Here is a high-level procedure for increasing partition and file-system size, for Linux/CentOS - using just basic tools (optionally you can use dedicated Live Linux or Windows distribution with special partition-managing tools.

  • Boot the VM and make sure the data disk is unmounted. 
  • Increase the partition size of the volume (we assume here single partition i.e. /dev/vdb1)
    • Use fdisk utility to print/list a partition table - write down the kind of partition, number of partition and starting sector of the partition
    • Use fdisk utility to delete /dev/vdb1 partition
    • Use fdisk utility to create a new partition, of the same kind, of the same number and the same starting sector and maximum ending sector
    • This way we effectively changed the end sector of the partition which actually makes the partition bigger
    • Confirm partition changes
  • Use the resize2fs command to resize the file-system on /dev/vdb1 partition - this tools works online-resize also (i.e. while /dev/vdb1 is mounted, if needed)
  • Finally check free disk space with "df -h"

 

Important note on shrinking volumes

As already mentioned, although you can shrink volumes (reduce volume size), it is absolutely not recommended to do so, unless you are very proficient with the whole file-system and partition resize procedure and understand the math and calculations behind disk sectors.

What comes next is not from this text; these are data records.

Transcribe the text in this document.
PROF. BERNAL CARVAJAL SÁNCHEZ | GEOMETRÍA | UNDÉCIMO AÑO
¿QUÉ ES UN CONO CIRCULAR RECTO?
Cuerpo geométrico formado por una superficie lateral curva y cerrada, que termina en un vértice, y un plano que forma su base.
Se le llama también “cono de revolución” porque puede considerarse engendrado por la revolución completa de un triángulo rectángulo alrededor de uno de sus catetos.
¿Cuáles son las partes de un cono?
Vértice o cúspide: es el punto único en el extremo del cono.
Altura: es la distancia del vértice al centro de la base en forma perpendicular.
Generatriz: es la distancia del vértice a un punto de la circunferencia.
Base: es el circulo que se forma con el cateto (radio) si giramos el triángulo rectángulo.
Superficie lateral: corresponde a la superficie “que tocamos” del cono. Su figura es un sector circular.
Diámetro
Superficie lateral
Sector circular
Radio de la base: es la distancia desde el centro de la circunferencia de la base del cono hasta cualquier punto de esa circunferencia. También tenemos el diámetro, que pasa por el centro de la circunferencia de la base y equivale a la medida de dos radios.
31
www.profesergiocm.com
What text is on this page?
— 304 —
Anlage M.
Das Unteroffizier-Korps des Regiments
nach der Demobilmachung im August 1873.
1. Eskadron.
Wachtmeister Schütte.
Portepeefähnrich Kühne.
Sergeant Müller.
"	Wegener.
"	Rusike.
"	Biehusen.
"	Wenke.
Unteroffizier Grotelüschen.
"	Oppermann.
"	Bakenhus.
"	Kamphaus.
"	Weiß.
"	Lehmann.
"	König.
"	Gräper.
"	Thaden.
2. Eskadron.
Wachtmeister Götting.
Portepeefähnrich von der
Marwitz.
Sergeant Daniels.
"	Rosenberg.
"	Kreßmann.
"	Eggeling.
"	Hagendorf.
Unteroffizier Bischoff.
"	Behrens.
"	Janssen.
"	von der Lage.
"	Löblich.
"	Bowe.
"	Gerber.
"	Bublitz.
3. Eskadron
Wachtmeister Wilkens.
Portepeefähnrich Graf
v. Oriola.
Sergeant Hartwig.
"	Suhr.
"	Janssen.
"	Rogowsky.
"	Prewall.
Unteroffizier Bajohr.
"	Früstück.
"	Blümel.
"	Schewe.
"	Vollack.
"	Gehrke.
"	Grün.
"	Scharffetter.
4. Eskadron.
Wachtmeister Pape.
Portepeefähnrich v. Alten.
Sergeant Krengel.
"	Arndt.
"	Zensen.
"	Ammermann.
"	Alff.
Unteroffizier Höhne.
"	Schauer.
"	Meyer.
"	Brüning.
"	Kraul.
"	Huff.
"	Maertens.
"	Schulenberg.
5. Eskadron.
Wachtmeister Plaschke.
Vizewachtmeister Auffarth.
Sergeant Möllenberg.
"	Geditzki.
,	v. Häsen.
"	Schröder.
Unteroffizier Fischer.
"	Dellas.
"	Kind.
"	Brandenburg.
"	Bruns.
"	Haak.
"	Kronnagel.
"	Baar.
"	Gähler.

Incorrect volume shrinking will result in corrupted and unusable file-systems, so please be warned.
For volume shrinking, the procedure is reverse to that of volume size increasing.
If i.e. resizing a volume from 50GB to 10GB, the safest (but not most accurate)  option would be to resize the file-system to 9.5GB, then resize the partition to 9.7GB and finally resize the volume to 10GB. This way, although some amount of space is "wasted", the volume is still big enough to hold the whole partition, and the partition is big enough to hold the whole file-system, so no corruption would happen in this case.